I must admit that Blomkamp had created a great concept. And I also thought it was clever of him to use documentary-style film making to describe the aliens' arrival on Earth. Also, he was fortunate to hire actor/writer Sharlto Copley for the leading role. I thought Copley gave an excellent and complex portrayal as the unfortunate bureaucrat, Wikus van der Merwe. I also enjoyed the film's special effects and some of Trent Opaloch's cinematography. But in the end, I believe that Blomkamp had tripped himself with some questionable plot lines and his portrayal of the Nigerian gangsters.
There are some aspects of the plot that bothered me. One, how did the South Africans managed to board the mother ship from helicopters? And two, how was the mother ship able to hover over Johannesburg for nearly three decades without any liquid fuel or command module (which had dropped from the ship years earlier) to move it or keep it up in the skies? I also found the action sequences featured in the movie's last half hour to be rather over-the-top at times. Blomkamp seemed to have read Michael Bay's handbook on filming action sequences. And then there were the Nigerians.

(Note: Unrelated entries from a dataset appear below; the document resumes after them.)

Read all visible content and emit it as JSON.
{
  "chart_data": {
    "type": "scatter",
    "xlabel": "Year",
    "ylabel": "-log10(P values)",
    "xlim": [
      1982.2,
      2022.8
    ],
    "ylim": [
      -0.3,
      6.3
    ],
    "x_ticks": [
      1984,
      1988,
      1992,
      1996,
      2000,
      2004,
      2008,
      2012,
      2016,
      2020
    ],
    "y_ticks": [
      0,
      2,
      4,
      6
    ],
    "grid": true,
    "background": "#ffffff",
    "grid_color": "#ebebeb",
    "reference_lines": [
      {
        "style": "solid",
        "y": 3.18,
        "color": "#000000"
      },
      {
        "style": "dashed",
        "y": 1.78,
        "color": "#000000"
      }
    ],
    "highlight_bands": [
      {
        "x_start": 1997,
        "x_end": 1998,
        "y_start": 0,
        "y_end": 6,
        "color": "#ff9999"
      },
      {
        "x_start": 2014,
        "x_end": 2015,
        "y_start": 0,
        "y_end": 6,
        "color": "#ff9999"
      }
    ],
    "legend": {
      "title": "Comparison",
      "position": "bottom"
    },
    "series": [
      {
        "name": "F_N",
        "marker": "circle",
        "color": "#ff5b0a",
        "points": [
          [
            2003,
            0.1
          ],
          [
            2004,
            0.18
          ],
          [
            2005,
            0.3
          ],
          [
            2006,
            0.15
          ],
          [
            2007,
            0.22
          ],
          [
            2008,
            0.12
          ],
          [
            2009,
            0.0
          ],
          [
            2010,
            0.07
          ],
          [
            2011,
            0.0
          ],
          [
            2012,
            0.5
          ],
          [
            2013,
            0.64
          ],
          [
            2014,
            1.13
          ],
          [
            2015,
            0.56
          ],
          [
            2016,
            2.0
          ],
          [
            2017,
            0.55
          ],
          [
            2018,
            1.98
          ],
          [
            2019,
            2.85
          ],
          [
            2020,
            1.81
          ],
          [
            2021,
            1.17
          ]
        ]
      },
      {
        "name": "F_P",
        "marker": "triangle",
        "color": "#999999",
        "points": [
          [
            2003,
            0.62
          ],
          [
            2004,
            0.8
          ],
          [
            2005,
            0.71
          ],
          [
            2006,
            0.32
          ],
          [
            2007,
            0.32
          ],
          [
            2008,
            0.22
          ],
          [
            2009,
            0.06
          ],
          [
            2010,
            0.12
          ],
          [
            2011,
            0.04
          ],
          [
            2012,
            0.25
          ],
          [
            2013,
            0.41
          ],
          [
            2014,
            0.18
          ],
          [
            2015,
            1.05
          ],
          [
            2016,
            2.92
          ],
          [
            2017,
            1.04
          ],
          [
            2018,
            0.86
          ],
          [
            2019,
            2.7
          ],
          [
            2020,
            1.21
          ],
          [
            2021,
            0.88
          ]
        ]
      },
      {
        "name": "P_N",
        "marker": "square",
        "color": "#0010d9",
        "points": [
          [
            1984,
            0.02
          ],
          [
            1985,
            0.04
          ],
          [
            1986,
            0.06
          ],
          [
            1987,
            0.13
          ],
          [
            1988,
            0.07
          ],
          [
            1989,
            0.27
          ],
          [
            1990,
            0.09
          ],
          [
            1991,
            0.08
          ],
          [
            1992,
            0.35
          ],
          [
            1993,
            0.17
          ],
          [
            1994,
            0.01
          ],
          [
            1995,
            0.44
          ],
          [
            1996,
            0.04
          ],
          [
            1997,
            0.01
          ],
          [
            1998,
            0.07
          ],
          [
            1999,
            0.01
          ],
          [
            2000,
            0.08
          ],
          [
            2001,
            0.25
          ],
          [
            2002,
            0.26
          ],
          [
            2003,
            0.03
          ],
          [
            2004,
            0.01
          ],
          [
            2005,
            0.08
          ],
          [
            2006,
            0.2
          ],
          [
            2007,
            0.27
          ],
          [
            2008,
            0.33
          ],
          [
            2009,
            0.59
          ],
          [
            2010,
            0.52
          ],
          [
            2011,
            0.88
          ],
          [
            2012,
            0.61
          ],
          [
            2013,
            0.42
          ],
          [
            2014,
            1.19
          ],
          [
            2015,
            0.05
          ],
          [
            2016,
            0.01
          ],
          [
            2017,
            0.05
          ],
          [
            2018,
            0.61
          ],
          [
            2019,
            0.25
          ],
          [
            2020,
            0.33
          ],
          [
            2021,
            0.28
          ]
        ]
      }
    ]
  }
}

Blomkamp's allegory about apartheid was certainly given full support from his portrayal of the white and black South Africans' intolerance toward the stranded aliens. But he had undermined his message with an offensive portrayal of Nigerian gangsters who lived in Johannesburg. The gangsters are led by a wheelchair-bound Nigerian, who is told by his shaman (called "witch doctor" in the film) to consume the flesh of aliens in order to regain his health. In fact, an early scene in the film featured a white South African female in the movie's mockumentary who commented that the Nigerians harbored a "superstition" that the aliens' flesh would be able to cure many of humanity's ailiments. And the only females willing to have sex with another species - namely the aliens - are Nigerian women. It was quite clear in the film that no white or black South African females were willing to commit such an act. Considering the South Africans' (both white and black) negative views of Nigerians, I am not surprised. As I had stated earlier, the Nigerian gangster's shaman is referred to as a "witch doctor" - a term that many non-Christian or non-Muslim Africans would find offensive. In fact, I found the movie's portrayal of the Nigerians to be very offensive. Judging from the terms they used and their accents, I suspect they were portrayed by South African actors. And as a relative of mine had pointed out, the Nigerians portrayed in "DISTRICT 9" may have regressed the motion pictures' portrayal of blacks a good five hundred years.
I wish I could say that I liked "DISTRICT 9". As I had earlier pointed out, Blomkamp's decision to use the relationship between the stranded aliens and their South African hosts could have served as a perfect allegory to apartheid. But the the drawn-out action sequences in the movie's last half hour and its portrayal of the Nigerians turned me off. In the end, I found "DISTRICT 9" to be a disappointing film.